Il punto è che dal 1942 a oggi le norme urbanistiche, in particolare in tema di ristrutturazione edilizia, hanno progressivamente perso la ratio iniziale che era quella del rispetto dell’opera preesistente fino ad arrivare alla legge 76 del 2020 che consente alla nuova opera di essere “in tutto o in parte diversa dal precedente” e di superare i limiti di altezza e densità di cubature senza bisogno di particolari autorizzazioni.

Giusto o sbagliato che sia è questo lo stato dell’arte in Italia, sebbene con diverse sfumature e differenze a seconda delle amministrazioni, per cui o si finisce per mettere tutti sotto processo, oppure deve intervenire il legislatore per scongiurare una paralisi nazionale nel caso in cui dovessero muoversi altre procure.

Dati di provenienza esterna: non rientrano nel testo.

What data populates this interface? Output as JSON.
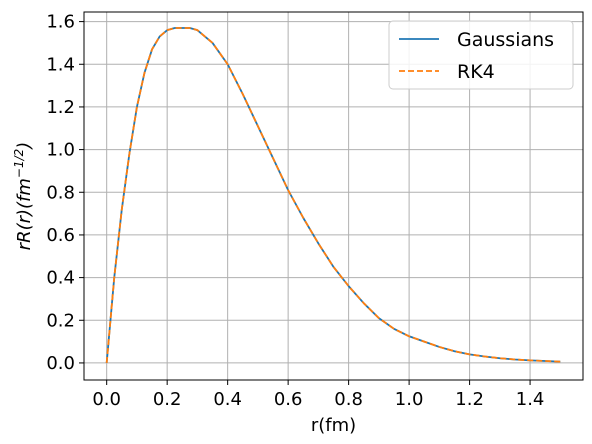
{
  "chart_data": {
    "type": "line",
    "title": "",
    "xlabel": "r(fm)",
    "ylabel": {
      "base": "rR(r)(fm",
      "superscript": "−1/2",
      "close": ")"
    },
    "xlim": [
      -0.075,
      1.575
    ],
    "ylim": [
      -0.08,
      1.645
    ],
    "xticks": [
      0.0,
      0.2,
      0.4,
      0.6,
      0.8,
      1.0,
      1.2,
      1.4
    ],
    "xtick_labels": [
      "0.0",
      "0.2",
      "0.4",
      "0.6",
      "0.8",
      "1.0",
      "1.2",
      "1.4"
    ],
    "yticks": [
      0.0,
      0.2,
      0.4,
      0.6,
      0.8,
      1.0,
      1.2,
      1.4,
      1.6
    ],
    "ytick_labels": [
      "0.0",
      "0.2",
      "0.4",
      "0.6",
      "0.8",
      "1.0",
      "1.2",
      "1.4",
      "1.6"
    ],
    "grid": true,
    "legend_position": "top-right",
    "x": [
      0.0,
      0.025,
      0.05,
      0.075,
      0.1,
      0.125,
      0.15,
      0.175,
      0.2,
      0.225,
      0.25,
      0.275,
      0.3,
      0.325,
      0.35,
      0.4,
      0.45,
      0.5,
      0.55,
      0.6,
      0.65,
      0.7,
      0.75,
      0.8,
      0.85,
      0.9,
      0.95,
      1.0,
      1.05,
      1.1,
      1.15,
      1.2,
      1.25,
      1.3,
      1.35,
      1.4,
      1.45,
      1.5
    ],
    "series": [
      {
        "name": "Gaussians",
        "color": "#1f77b4",
        "dash": "solid",
        "values": [
          0.0,
          0.4,
          0.72,
          0.98,
          1.2,
          1.36,
          1.47,
          1.53,
          1.56,
          1.57,
          1.57,
          1.57,
          1.56,
          1.53,
          1.5,
          1.4,
          1.26,
          1.11,
          0.96,
          0.81,
          0.68,
          0.56,
          0.45,
          0.36,
          0.28,
          0.21,
          0.16,
          0.125,
          0.1,
          0.075,
          0.055,
          0.04,
          0.03,
          0.022,
          0.016,
          0.012,
          0.009,
          0.006
        ]
      },
      {
        "name": "RK4",
        "color": "#ff7f0e",
        "dash": "dashed",
        "values": [
          0.0,
          0.4,
          0.72,
          0.98,
          1.2,
          1.36,
          1.47,
          1.53,
          1.56,
          1.57,
          1.57,
          1.57,
          1.56,
          1.53,
          1.5,
          1.4,
          1.26,
          1.11,
          0.96,
          0.81,
          0.68,
          0.56,
          0.45,
          0.36,
          0.28,
          0.21,
          0.16,
          0.125,
          0.1,
          0.075,
          0.055,
          0.04,
          0.03,
          0.022,
          0.016,
          0.012,
          0.009,
          0.006
        ]
      }
    ]
  }
}
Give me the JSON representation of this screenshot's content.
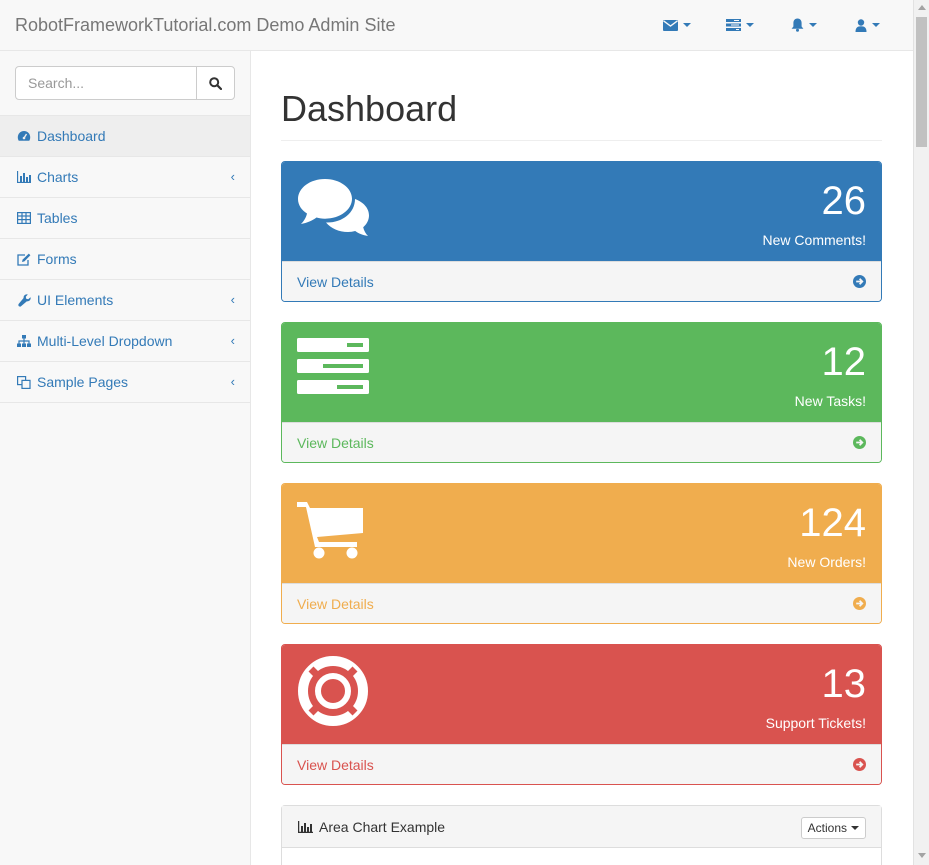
{
  "navbar": {
    "brand": "RobotFrameworkTutorial.com Demo Admin Site",
    "dropdowns": [
      {
        "icon": "envelope-icon"
      },
      {
        "icon": "tasks-icon"
      },
      {
        "icon": "bell-icon"
      },
      {
        "icon": "user-icon"
      }
    ],
    "accent": "#337ab7"
  },
  "sidebar": {
    "search_placeholder": "Search...",
    "items": [
      {
        "label": "Dashboard",
        "icon": "dashboard-icon",
        "active": true
      },
      {
        "label": "Charts",
        "icon": "bar-chart-icon",
        "has_children": true
      },
      {
        "label": "Tables",
        "icon": "table-icon"
      },
      {
        "label": "Forms",
        "icon": "edit-icon"
      },
      {
        "label": "UI Elements",
        "icon": "wrench-icon",
        "has_children": true
      },
      {
        "label": "Multi-Level Dropdown",
        "icon": "sitemap-icon",
        "has_children": true
      },
      {
        "label": "Sample Pages",
        "icon": "files-icon",
        "has_children": true
      }
    ],
    "arrow_glyph": "‹"
  },
  "main": {
    "title": "Dashboard",
    "panels": [
      {
        "count": "26",
        "label": "New Comments!",
        "link": "View Details",
        "icon": "comments-icon",
        "color": "#337ab7"
      },
      {
        "count": "12",
        "label": "New Tasks!",
        "link": "View Details",
        "icon": "tasks-icon",
        "color": "#5cb85c"
      },
      {
        "count": "124",
        "label": "New Orders!",
        "link": "View Details",
        "icon": "shopping-cart-icon",
        "color": "#f0ad4e"
      },
      {
        "count": "13",
        "label": "Support Tickets!",
        "link": "View Details",
        "icon": "support-icon",
        "color": "#d9534f"
      }
    ],
    "chart_panel": {
      "title": "Area Chart Example",
      "actions_label": "Actions"
    }
  }
}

Il paradosso di tutta questa storia è sintetizzato dal presidente di Bluestone, Andrea Bezziccheri, il quale racconta al Foglio che a un certo punto della sua vicenda è tornato dal Comune di Milano per chiedere dove avesse sbagliato e come poter rimediare, per sentirsi dire che era stato fatto tutto in piena regola e che la possibilità di un piano attuativo per i suoi progetti praticamente non esiste a meno che non si modifichi il Piano regolatore di Milano. Un operatore estero al suo posto sarebbe già scappato in Gran Bretagna.